Poison Ivy On Her Body: A Poem

You brought out the worst in me.

I deceived myself continuously.

Wanting to be someone else, trying

To find out who I really was, ending up in

Endless dead alleys, with you, and your

Desires and confinement.

 

I always thought that I was in charge.

That it was me in your hands.

Something that should have felt liberating

And free indeed, you and I, shackled and strained instead.

 

It had never been right. I was afraid of your rage,

The familiar patterns you displayed, that had

Nothing to do with what I really wanted, quite the

Opposite actually. But I grew into those disastrous

Footsteps that made my own invisible to me.

 

You, like my father’s hands, you like my father’s

Mouth, like them all, lingering, festered, no more.
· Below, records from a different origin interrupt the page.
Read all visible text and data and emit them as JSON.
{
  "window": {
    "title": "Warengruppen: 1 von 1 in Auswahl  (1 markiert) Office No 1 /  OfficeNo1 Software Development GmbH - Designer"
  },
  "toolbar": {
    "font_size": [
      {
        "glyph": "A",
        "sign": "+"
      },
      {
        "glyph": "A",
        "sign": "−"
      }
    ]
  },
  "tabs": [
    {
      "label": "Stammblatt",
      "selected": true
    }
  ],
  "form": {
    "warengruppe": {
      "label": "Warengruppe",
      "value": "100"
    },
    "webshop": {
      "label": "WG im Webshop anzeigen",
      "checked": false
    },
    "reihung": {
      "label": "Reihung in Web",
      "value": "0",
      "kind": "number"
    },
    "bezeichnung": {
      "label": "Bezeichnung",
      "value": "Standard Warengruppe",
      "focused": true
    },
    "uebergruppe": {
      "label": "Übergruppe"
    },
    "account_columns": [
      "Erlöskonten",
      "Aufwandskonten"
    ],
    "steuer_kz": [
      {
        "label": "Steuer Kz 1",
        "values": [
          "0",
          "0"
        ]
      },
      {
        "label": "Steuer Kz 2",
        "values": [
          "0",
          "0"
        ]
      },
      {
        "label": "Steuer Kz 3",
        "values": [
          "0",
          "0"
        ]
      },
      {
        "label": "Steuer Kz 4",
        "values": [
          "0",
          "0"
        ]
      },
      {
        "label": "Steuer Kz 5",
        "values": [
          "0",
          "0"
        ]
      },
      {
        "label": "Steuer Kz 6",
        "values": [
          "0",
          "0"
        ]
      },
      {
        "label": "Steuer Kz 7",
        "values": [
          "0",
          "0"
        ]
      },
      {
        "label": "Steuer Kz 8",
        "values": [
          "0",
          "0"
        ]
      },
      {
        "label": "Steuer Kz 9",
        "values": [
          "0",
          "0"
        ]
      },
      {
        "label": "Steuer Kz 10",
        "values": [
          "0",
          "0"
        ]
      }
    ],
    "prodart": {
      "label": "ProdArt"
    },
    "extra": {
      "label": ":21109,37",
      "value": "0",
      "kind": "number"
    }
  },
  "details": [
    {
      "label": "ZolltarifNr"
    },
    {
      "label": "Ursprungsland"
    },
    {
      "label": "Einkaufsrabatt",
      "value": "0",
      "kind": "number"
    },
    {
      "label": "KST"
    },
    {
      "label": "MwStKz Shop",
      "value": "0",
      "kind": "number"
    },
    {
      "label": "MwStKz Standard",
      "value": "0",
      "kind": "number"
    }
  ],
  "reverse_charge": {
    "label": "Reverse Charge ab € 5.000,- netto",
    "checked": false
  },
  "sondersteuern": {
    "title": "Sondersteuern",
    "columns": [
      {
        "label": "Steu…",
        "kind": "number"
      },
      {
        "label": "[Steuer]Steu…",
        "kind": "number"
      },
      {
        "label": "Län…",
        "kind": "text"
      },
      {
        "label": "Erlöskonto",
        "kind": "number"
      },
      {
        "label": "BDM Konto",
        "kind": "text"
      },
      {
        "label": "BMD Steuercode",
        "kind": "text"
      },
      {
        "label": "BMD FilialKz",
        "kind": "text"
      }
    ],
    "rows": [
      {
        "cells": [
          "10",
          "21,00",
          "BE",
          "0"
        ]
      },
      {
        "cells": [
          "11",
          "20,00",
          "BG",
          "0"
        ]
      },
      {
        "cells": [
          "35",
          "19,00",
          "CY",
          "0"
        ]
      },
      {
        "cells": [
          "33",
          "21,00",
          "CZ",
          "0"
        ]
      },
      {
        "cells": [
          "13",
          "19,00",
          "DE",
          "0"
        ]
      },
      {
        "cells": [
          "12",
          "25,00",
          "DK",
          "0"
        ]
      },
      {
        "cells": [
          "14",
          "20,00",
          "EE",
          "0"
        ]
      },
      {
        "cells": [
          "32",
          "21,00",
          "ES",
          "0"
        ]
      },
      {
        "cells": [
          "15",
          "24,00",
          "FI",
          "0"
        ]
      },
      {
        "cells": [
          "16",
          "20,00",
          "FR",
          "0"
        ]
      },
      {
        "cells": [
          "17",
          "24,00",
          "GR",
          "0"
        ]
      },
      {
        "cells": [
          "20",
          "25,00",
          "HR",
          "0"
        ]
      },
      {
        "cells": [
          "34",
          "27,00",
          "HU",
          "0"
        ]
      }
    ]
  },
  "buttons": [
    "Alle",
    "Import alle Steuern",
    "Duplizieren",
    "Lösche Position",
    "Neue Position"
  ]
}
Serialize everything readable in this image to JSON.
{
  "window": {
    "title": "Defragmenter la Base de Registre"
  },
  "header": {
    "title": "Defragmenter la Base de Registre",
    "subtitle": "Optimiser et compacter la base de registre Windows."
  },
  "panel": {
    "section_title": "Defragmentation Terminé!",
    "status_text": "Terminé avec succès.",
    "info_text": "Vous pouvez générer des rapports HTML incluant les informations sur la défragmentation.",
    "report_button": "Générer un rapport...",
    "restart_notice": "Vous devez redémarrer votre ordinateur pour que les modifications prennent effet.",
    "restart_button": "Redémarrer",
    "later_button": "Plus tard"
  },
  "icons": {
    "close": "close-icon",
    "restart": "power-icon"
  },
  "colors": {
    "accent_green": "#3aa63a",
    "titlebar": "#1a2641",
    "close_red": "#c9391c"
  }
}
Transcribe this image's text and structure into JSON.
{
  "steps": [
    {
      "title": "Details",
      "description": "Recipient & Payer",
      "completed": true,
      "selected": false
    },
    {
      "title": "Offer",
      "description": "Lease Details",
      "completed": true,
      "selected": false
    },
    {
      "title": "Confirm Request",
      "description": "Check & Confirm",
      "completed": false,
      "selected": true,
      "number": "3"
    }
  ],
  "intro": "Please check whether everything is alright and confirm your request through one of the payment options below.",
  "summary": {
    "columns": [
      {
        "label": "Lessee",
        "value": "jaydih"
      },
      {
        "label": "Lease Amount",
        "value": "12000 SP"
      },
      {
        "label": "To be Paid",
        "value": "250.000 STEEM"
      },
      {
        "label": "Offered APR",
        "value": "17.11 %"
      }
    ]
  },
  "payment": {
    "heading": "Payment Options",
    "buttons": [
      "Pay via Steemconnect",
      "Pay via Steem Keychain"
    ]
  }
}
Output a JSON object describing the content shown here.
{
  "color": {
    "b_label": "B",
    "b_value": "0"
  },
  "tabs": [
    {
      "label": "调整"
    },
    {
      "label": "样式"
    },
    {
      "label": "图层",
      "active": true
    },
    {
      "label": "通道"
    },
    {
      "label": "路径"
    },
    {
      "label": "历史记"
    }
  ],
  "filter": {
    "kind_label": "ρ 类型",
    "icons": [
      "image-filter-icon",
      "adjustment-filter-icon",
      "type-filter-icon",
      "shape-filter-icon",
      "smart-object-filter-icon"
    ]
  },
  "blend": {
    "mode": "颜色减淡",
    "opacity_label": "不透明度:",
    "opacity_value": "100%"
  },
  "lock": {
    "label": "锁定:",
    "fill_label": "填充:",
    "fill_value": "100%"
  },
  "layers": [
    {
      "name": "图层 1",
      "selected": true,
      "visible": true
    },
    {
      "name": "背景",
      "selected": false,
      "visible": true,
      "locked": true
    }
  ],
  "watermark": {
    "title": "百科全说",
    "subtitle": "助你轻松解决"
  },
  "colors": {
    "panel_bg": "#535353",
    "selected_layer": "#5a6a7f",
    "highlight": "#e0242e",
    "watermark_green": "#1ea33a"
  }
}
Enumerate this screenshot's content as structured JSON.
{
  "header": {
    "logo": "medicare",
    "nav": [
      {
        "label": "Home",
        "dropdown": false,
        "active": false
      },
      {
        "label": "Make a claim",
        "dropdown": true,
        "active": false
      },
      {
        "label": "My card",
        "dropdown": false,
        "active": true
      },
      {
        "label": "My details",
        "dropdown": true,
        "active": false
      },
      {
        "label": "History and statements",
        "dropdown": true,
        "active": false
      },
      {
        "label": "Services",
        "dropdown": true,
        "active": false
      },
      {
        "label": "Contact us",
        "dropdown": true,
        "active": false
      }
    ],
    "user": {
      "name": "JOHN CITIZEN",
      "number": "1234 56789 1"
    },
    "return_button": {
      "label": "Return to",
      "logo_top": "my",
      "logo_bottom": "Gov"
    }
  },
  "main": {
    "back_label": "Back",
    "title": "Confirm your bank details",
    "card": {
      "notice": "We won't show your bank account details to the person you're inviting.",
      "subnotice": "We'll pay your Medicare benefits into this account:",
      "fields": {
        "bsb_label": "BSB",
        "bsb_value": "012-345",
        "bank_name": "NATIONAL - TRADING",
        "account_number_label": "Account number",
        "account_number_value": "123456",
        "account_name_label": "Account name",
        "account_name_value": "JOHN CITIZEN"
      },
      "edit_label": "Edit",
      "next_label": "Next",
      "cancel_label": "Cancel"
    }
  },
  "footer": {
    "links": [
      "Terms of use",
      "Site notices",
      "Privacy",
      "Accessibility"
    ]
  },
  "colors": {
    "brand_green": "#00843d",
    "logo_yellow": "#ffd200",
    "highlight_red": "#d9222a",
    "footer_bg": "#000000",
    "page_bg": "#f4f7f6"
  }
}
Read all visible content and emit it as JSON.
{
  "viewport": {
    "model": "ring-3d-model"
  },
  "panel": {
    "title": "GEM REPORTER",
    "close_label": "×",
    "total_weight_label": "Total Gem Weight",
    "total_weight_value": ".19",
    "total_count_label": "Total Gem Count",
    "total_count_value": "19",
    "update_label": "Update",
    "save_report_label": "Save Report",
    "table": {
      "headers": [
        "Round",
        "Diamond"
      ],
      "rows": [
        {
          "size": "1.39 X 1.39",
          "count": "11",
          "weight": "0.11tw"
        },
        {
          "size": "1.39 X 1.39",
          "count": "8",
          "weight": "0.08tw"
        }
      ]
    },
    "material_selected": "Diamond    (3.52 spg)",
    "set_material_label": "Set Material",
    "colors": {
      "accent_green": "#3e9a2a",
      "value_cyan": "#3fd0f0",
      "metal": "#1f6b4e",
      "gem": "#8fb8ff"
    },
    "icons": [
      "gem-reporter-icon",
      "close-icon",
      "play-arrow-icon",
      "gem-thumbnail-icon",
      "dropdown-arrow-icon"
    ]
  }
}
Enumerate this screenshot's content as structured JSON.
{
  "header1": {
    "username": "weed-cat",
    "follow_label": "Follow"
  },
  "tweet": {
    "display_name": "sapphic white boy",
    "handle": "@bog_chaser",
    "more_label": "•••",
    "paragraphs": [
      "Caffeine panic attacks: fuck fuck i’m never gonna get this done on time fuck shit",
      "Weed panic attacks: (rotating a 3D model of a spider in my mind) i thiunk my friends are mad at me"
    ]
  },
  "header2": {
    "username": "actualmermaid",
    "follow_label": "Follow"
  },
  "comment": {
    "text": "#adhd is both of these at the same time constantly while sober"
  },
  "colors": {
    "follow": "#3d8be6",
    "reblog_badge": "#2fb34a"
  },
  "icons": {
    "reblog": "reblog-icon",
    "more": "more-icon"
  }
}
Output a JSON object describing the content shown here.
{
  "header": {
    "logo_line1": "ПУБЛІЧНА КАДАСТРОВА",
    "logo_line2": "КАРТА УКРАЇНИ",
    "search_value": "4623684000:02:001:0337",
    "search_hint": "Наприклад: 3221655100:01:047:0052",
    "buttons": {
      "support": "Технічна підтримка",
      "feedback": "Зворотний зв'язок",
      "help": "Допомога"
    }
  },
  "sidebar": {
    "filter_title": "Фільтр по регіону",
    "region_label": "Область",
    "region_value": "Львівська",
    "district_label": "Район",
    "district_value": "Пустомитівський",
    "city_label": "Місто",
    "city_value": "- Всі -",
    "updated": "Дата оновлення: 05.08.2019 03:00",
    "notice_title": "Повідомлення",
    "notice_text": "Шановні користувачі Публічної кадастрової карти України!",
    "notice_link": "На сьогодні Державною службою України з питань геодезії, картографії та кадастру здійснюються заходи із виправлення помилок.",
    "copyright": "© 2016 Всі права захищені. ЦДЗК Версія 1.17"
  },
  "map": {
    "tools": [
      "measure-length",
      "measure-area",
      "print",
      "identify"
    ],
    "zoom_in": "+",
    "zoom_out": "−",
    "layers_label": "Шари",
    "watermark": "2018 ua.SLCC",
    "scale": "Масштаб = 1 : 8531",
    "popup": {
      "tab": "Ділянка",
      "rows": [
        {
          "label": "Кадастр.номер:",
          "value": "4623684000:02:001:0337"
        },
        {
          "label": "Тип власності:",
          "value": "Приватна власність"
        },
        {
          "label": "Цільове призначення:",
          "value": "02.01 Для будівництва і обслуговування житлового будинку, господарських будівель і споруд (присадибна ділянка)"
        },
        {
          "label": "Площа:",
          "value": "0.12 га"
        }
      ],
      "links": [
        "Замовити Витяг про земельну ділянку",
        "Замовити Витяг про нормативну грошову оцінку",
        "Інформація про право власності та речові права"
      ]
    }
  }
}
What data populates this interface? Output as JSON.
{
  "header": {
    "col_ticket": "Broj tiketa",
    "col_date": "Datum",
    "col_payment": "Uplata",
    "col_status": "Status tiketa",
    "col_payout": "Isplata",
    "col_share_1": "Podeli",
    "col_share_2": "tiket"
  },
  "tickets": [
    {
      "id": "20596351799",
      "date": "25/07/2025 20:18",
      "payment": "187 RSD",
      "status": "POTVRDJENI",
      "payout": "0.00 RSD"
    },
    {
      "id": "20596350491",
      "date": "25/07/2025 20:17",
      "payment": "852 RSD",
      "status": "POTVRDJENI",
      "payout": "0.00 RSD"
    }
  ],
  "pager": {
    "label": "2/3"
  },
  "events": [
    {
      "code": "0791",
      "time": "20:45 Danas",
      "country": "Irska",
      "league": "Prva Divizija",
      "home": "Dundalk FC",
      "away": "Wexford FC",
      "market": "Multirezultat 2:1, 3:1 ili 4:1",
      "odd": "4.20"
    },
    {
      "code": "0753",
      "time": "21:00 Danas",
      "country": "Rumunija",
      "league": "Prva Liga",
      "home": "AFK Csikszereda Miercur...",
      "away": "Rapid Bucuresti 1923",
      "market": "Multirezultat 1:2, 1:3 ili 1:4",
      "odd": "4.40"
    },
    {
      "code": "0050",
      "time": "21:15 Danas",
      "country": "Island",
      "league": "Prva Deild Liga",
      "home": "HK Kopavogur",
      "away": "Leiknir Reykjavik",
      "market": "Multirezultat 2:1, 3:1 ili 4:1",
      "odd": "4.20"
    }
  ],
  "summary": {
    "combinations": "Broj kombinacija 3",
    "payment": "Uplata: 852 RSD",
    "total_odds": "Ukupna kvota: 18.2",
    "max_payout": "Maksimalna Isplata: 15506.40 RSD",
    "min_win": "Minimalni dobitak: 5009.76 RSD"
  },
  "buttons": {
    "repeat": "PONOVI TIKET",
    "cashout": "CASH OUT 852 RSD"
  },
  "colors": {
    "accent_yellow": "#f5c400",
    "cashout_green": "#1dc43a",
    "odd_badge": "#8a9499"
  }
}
As long as I had no love for myself I’d remain

Bound to your body and everything it could never give.

 

Thinking of you made me ill and I thought

I had butterflies in my stomach. Now I know that

It was my body saying no, my innate saboteurs saying yes.

 

I wish I could just shed all the shame and guilt,

The inherited thread that was never interrupted

And replaced with something better, something

That just was and needed no justifications or apologies.

Something that wouldn’t hurt or go wrong on purpose,

Something that was empowered and wholesome,

That could never be brought down by anything.